Between 6pm and midnight yesterday (Wednesday), their rescue line received more than 35 calls, resulting in 14 casualties needing rescuing and admitting for care.
The calls included a window strike jackdaw in Eastbourne, a grounded jackdaw in Hamsey Crescent in Lewes, a road casualty blackbird from Micklefield Way in Seaford, an injured sparrow from South Street, Lewes, a wren with an injured leg from Bodle Street Green, a collapsed wood pigeon from Hurst Road, Eastbourne, which was a possible road casualty, a young crow with vitamin deficiencies from Old Orchard Road, Eastbourne, a hedgehog out during day light in South Chailey, a hedgehog out during day light with a head tilt in Motcombe Road, Eastbourne, a hedgehog out during day light in Barcombe, a very chesty hedgehog from Upper Sherwood Road, Seaford, and a road casualty fox cub on the A259 at Newhaven.
Volunteers Chris Riddington, Trevor Weeks, Daryl Farmer, Kirsti Sibbald, Tony Neads, Andrew Loftus and Charlotte Humphrey said they worked hard to cover all the calls as well as answer the phones and deal with admissions including emergency first aid and treatment at WRAS’s Casualty Centre at Whitesmith.
WRAS rescuers finally finish and returned home at 1am.
“Its is very exhausting at this time of year as we are constantly losing sleep, and you struggling to find time to recuperate, so it builds up,” said Trevor.
“There are days when you don’t even get a chance to stop and eat anything. Even if we are not out on rescues or treating casualties, we have the paperwork to deal with which comes with each casualty.
“It really varies from day to day too, so it is really difficult to plan for the busy days.”
Trevor said the increase in casualties always occurs at this time of year.
“This is the highest number of calls and casualties we have had to deal with in an evening before,” he said.
“We had to draft in additional volunteers to help deal with the workload meaning duty manager Chris Riddington and I ended up working more than 17 hours each.
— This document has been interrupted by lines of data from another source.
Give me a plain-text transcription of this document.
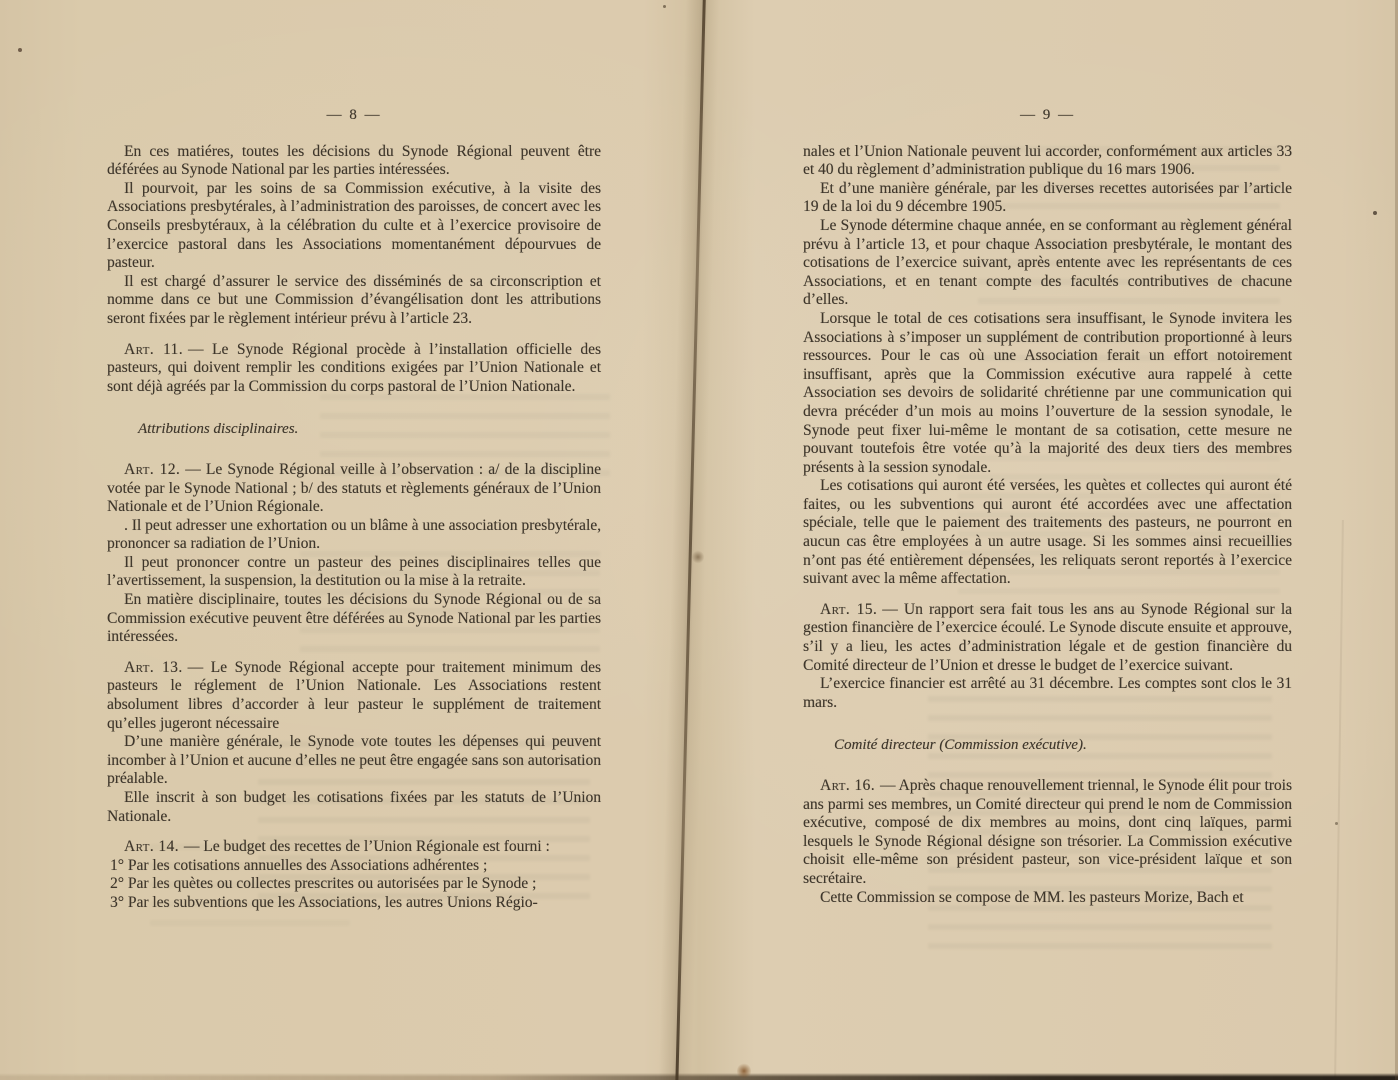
— 8 —

En ces matiéres, toutes les décisions du Synode Régional peuvent être déférées au Synode National par les parties intéressées.

Il pourvoit, par les soins de sa Commission exécutive, à la visite des Associations presbytérales, à l’administration des paroisses, de concert avec les Conseils presbytéraux, à la célébration du culte et à l’exercice provisoire de l’exercice pastoral dans les Associations momentanément dépourvues de pasteur.

Il est chargé d’assurer le service des disséminés de sa circonscription et nomme dans ce but une Commission d’évangélisation dont les attributions seront fixées par le règlement intérieur prévu à l’article 23.

Art. 11. — Le Synode Régional procède à l’installation officielle des pasteurs, qui doivent remplir les conditions exigées par l’Union Nationale et sont déjà agréés par la Commission du corps pastoral de l’Union Nationale.

Attributions disciplinaires.

Art. 12. — Le Synode Régional veille à l’observation : a/ de la discipline votée par le Synode National ; b/ des statuts et règlements généraux de l’Union Nationale et de l’Union Régionale.

. Il peut adresser une exhortation ou un blâme à une association presbytérale, prononcer sa radiation de l’Union.

Il peut prononcer contre un pasteur des peines disciplinaires telles que l’avertissement, la suspension, la destitution ou la mise à la retraite.

En matière disciplinaire, toutes les décisions du Synode Régional ou de sa Commission exécutive peuvent être déférées au Synode National par les parties intéressées.

Art. 13. — Le Synode Régional accepte pour traitement minimum des pasteurs le réglement de l’Union Nationale. Les Associations restent absolument libres d’accorder à leur pasteur le supplément de traitement qu’elles jugeront nécessaire

D’une manière générale, le Synode vote toutes les dépenses qui peuvent incomber à l’Union et aucune d’elles ne peut être engagée sans son autorisation préalable.

Elle inscrit à son budget les cotisations fixées par les statuts de l’Union Nationale.

Art. 14. — Le budget des recettes de l’Union Régionale est fourni :

1° Par les cotisations annuelles des Associations adhérentes ;

2° Par les quètes ou collectes prescrites ou autorisées par le Synode ;

3° Par les subventions que les Associations, les autres Unions Régio-

— 9 —

nales et l’Union Nationale peuvent lui accorder, conformément aux articles 33 et 40 du règlement d’administration publique du 16 mars 1906.

Et d’une manière générale, par les diverses recettes autorisées par l’article 19 de la loi du 9 décembre 1905.

Le Synode détermine chaque année, en se conformant au règlement général prévu à l’article 13, et pour chaque Association presbytérale, le montant des cotisations de l’exercice suivant, après entente avec les représentants de ces Associations, et en tenant compte des facultés contributives de chacune d’elles.

Lorsque le total de ces cotisations sera insuffisant, le Synode invitera les Associations à s’imposer un supplément de contribution proportionné à leurs ressources. Pour le cas où une Association ferait un effort notoirement insuffisant, après que la Commission exécutive aura rappelé à cette Association ses devoirs de solidarité chrétienne par une communication qui devra précéder d’un mois au moins l’ouverture de la session synodale, le Synode peut fixer lui-même le montant de sa cotisation, cette mesure ne pouvant toutefois être votée qu’à la majorité des deux tiers des membres présents à la session synodale.

Les cotisations qui auront été versées, les quètes et collectes qui auront été faites, ou les subventions qui auront été accordées avec une affectation spéciale, telle que le paiement des traitements des pasteurs, ne pourront en aucun cas être employées à un autre usage. Si les sommes ainsi recueillies n’ont pas été entièrement dépensées, les reliquats seront reportés à l’exercice suivant avec la même affectation.

Art. 15. — Un rapport sera fait tous les ans au Synode Régional sur la gestion financière de l’exercice écoulé. Le Synode discute ensuite et approuve, s’il y a lieu, les actes d’administration légale et de gestion financière du Comité directeur de l’Union et dresse le budget de l’exercice suivant.

L’exercice financier est arrêté au 31 décembre. Les comptes sont clos le 31 mars.

Comité directeur (Commission exécutive).

Art. 16. — Après chaque renouvellement triennal, le Synode élit pour trois ans parmi ses membres, un Comité directeur qui prend le nom de Commission exécutive, composé de dix membres au moins, dont cinq laïques, parmi lesquels le Synode Régional désigne son trésorier. La Commission exécutive choisit elle-même son président pasteur, son vice-président laïque et son secrétaire.

Cette Commission se compose de MM. les pasteurs Morize, Bach et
“We believe the unusually cold nights is not helping many of the young wildlife we are having to admit.”
WRAS receives up to 110 phone calls a day during the busy period.
WRAS now has 184 casualties in care either at its casualty centre at Whitesmith or at a variety of outdoor pens round the county including three rodents, nine starlings, three collared doves, one rabbit, 13 hedgehogs, feral pigeons and crows, tawny owls and squirrels.